While I’m still ambulatory, I am going to make the most of it. It is also -- OK, this has been the really biggest thing for me of all, though -- for me, this moment has inspired me to let go of certain perfectionisms that I felt were really limiting for me. So I will do things now that I am terrible at, that I can now allow myself to do. Like singing in the choir. I know I can’t sing, but it’s so much fun for me. And in the past it would have bothered me.
I play tennis. It’s my favorite exercise now. I’m not good at it. I don’t care anymore. Sure, I might hit balls into other people’s courts. Maybe it’s not so good for them. But I have used this moment to get past this and to challenge myself. The minute I finished the book, I wished I could write it all over again and improve it, and I try to make my peace with that every day, because again, I feel like in the past that perfectionism would prevent me from putting something out there because I know it could be better. I’m just living with that now, in a better way.
I’m not good at cooking, I’m not the best actress in the world, I’m not the best writer in the world, I’m not the best mother in the world, I’m not the best daughter in the world, I’m not the most philanthropic person. But you know, I’m doing it anyway and my new motto is, “You can’t have it all, but you can have it some.”

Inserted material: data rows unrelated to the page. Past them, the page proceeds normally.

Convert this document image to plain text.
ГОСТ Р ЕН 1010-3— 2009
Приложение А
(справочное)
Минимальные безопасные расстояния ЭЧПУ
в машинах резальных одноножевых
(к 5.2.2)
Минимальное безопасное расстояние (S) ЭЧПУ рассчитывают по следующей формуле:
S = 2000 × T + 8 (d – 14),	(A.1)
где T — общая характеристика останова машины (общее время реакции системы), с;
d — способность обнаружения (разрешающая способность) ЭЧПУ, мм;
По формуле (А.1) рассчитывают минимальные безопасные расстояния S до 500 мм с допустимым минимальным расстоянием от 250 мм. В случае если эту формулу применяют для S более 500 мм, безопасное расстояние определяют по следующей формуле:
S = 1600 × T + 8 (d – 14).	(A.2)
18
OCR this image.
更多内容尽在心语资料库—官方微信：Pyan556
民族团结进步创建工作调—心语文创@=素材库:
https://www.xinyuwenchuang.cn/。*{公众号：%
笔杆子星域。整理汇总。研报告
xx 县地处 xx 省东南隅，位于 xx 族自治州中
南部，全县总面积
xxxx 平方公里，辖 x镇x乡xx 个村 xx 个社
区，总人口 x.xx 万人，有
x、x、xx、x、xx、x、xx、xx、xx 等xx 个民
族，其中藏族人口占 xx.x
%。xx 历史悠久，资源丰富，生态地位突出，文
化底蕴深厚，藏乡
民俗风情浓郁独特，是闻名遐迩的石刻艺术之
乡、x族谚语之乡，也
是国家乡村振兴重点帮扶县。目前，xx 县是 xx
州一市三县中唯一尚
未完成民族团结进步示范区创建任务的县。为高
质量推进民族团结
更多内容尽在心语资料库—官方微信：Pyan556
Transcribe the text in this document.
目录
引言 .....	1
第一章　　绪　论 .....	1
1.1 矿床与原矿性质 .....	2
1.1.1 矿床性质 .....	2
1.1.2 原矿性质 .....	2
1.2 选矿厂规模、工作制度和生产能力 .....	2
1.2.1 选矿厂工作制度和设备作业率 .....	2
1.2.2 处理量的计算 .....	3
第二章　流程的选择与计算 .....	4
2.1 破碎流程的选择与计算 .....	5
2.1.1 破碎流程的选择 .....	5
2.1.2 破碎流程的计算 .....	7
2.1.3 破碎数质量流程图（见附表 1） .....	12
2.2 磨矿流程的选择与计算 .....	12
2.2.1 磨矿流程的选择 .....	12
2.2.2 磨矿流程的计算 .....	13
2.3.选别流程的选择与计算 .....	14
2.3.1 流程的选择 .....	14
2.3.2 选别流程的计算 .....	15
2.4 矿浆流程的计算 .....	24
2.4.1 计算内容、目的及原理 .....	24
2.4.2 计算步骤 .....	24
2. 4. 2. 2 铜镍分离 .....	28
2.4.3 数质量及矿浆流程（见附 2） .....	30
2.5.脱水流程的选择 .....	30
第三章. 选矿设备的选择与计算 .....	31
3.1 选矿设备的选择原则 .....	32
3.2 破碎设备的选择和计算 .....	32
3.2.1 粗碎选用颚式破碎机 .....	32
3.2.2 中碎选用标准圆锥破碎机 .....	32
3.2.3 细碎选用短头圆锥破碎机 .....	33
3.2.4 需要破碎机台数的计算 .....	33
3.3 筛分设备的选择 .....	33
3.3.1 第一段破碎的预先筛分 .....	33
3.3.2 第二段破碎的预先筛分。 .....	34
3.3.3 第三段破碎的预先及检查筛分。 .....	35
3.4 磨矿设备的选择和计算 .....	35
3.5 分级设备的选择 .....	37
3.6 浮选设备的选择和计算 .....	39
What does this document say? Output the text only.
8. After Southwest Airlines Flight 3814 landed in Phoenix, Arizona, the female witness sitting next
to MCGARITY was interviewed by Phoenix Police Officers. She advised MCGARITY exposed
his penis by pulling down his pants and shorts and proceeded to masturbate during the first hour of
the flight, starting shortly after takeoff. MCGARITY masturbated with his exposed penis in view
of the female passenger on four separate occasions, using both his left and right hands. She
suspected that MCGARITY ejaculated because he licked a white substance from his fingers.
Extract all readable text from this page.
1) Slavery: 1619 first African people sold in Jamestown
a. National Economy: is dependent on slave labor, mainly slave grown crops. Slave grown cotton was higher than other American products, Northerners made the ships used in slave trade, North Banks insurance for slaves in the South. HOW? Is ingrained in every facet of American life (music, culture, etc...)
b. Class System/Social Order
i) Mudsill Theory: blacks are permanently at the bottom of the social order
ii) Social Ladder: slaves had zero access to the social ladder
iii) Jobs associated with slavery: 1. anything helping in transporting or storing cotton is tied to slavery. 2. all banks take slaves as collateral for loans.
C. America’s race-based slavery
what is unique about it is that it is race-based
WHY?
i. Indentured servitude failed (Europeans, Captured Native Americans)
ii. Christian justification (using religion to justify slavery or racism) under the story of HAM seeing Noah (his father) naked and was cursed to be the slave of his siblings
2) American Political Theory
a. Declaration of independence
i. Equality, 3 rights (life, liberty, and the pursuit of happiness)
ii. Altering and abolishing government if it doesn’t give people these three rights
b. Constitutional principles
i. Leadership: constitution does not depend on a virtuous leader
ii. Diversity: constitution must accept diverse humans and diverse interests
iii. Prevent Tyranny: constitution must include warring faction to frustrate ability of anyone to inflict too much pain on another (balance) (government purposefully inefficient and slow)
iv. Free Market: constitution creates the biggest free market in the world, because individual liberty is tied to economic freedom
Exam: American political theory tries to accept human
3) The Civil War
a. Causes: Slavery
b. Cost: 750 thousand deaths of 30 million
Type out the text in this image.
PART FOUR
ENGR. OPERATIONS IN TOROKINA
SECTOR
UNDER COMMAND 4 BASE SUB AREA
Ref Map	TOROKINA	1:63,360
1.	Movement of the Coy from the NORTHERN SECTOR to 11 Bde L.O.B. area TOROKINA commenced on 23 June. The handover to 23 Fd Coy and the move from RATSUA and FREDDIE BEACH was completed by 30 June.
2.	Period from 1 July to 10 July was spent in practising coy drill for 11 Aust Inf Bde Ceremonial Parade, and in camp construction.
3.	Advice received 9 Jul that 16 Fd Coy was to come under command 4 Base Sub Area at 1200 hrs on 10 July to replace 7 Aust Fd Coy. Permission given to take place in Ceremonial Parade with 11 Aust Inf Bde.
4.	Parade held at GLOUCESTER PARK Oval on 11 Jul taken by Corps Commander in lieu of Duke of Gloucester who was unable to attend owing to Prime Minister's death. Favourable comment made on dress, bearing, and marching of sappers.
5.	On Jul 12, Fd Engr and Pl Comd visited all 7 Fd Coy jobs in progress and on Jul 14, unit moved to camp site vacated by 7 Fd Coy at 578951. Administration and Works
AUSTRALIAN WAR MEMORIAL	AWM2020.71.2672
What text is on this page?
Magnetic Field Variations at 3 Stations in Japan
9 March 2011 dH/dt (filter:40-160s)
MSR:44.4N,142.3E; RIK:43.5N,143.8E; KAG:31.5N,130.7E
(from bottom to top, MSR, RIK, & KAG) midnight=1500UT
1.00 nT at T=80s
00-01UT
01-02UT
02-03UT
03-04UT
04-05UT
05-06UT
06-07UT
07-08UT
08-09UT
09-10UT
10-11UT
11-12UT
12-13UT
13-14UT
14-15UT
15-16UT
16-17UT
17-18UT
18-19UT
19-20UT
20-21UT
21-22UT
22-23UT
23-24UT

You know, I’m having people introduce me now as “Annabelle Gurwitch -- still here.” And you know, I’m more comfortable, and I don’t want to sound cliché but by sort of accepting these limitations it is a better daily experience for me and that is something; God, if you can do that when you’re younger, great. Don’t wait like me until you’re this age, but if you’ve waited, or if it hasn’t happened for you yet, use this moment as a wake-up call, because for me, because of all the things that have happened in these stories, that’s what it’s been for me … this lessening your perfectionism, this greater acceptance, it has daily reverberations. It’s not just an idea like, “Oh, I accept myself more.”
It actually lets me do more things that I can fail at. It helps me to deal with all my failures in a better way.